The article examines problems for the public domain raised by the ongoing intellectual property protection afforded to the classic Canadian children's novel Anne of Green Gables. The author suggests that three conceptual difficulties in distinguishing between different intellectual property regimes have allowed the owners of rights in the novel wider and longer protection than they should enjoy: 1) confusion between concepts of source in copyright and source in trade-mark; 2) confusion between an author's moral rights and personal reputation in copyright and goodwill in trade-mark; and 3) willingness to grant public benefit to public authorities seeking official marks protection without consideration of the public interest in limited copyright terms.




Download the article from SSRN at the link.

The second is

Cecily Devereux, University of Alberta Department of English and Film Studies, "Not a 'Usual' Property": A Hundred Years of Protecting Anne of Green Gables, 7 Law, Culture, and the Humanities 121 (February 2011).

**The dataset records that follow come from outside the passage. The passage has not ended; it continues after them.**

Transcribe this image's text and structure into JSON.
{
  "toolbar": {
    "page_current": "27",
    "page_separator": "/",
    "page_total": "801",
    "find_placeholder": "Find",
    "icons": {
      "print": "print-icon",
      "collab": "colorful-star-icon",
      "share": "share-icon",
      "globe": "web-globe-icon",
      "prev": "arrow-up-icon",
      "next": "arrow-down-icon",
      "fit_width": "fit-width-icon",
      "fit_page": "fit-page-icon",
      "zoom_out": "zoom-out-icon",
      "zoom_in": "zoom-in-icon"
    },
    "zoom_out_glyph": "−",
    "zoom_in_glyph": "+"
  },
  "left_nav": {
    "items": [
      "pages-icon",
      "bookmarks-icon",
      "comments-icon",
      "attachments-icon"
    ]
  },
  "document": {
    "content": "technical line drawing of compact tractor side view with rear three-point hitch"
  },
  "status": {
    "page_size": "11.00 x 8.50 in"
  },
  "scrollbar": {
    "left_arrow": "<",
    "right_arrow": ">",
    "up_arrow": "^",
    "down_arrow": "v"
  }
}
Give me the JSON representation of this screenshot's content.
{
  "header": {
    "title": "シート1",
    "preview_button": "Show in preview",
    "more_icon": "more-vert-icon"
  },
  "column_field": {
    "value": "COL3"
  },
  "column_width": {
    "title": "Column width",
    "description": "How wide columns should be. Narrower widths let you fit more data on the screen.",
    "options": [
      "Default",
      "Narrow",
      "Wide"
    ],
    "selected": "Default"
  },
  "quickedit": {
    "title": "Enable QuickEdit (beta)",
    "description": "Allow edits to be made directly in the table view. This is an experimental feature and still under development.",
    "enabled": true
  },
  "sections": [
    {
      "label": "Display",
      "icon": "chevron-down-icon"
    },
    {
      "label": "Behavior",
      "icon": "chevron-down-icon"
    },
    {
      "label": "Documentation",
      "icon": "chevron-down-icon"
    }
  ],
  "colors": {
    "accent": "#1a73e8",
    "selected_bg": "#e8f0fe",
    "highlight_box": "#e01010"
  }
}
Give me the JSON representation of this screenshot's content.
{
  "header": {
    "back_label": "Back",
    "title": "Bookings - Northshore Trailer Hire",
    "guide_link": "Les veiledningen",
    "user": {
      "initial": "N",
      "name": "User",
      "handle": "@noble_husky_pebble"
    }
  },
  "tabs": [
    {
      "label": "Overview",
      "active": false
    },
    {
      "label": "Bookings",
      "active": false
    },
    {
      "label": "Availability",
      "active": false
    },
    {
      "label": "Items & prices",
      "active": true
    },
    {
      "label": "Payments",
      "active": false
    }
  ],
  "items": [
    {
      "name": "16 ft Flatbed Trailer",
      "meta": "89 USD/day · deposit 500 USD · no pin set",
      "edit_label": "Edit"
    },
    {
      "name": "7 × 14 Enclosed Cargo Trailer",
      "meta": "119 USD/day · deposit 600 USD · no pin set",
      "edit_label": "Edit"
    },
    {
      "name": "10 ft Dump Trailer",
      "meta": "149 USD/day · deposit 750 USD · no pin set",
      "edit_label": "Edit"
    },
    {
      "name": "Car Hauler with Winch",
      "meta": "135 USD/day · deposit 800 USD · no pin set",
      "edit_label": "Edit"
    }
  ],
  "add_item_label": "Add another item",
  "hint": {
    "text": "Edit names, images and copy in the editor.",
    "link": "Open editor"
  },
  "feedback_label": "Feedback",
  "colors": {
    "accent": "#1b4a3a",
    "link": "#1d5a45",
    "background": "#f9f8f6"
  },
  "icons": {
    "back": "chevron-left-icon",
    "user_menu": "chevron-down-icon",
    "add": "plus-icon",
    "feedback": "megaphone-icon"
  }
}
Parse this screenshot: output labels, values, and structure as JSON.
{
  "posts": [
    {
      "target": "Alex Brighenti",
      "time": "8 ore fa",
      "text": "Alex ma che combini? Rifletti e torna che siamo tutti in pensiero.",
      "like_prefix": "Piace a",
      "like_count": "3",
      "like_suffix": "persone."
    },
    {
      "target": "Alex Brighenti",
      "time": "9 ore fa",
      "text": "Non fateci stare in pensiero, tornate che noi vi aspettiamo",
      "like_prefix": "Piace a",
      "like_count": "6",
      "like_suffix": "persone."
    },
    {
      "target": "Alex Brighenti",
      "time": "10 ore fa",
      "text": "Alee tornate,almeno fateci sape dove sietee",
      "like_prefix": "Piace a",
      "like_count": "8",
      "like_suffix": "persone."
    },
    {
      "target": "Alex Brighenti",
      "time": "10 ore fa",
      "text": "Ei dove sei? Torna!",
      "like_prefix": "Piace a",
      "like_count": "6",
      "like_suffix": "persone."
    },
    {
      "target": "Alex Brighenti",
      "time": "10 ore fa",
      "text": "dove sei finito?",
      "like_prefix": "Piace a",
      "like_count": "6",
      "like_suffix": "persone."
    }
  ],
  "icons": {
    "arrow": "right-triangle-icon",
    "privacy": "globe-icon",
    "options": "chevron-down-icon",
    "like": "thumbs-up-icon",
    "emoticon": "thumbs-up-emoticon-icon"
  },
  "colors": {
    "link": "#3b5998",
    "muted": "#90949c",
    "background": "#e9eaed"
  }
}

Why might redhaired, freckle-faced Anne still be controversial, especially after a hundred years? Because the Montgomery heirs and the Prince Edward Island Provincial government jointly own the rights to the trademark (they administer it through the Anne of Green Gables Licensing Authority), and they guard those rights. Creators of a website established in 2008, Anne's Diary, began using images of Anne without permission. The creators billed it as "the most secure website for children in the world," and it certainly boasted many security features, including a fingerprint reader and registration papers. The problem was that it used the Anne of Green Gables trademark and image (friendliness, security, safety, home) without a license, although the creators apparently tried to get permission. The PEI government and its attorneys began to investigate, according to the Canadian Trademark Blog.  I clicked on a number of the links at Anne's Diary, none of which seem to work now, and the girl's image now on the home page, while redhaired and straw-hatted, does not really resemble Anne Shirley.


April 12, 2010

Open Access To Law and Humanities Writings Via WikiSource

Timothy K. Armstrong, University of Cincinnati College of Law, has published "Rich Texts: Wikisource as an Open Access Repository for Law and the Humanities," as University of Cincinnati Public Law Research Paper No. 10-09. Here is the abstract.
Open access to research and scholarship, although well established in the sciences, remains an emerging phenomenon in the legal academy. In recent years, a number of open access repositories have been created to permit self-archiving of legal scholarship (either within or across institutional boundaries), and faculties at some leading research institutions have adopted policies supporting open access to their work. Although existing repositories for legal scholarship represent a clear improvement over proprietary, subscription-based repositories in some ways, their architecture, and the narrowly defined missions they have elected to pursue, limit their ability to illuminate the ongoing dialogue among texts that is a defining characteristic of scholarly discourse in law and the humanities. One of the wiki-based projects operated by the nonprofit Wikimedia Foundation--the Wikisource digital library - improves upon the shortcomings of existing open access repositories by bringing source texts and commentary together in a single place, with additional contextual materials hosted on other Wikimedia Foundation sites just a click away. These features of Wikisource, if more widely adopted, may improve academic discourse by highlighting conceptual interconnections among works, fostering interdisciplinary collaboration, and reducing the competitive advantages of proprietary, closed-access legal information services.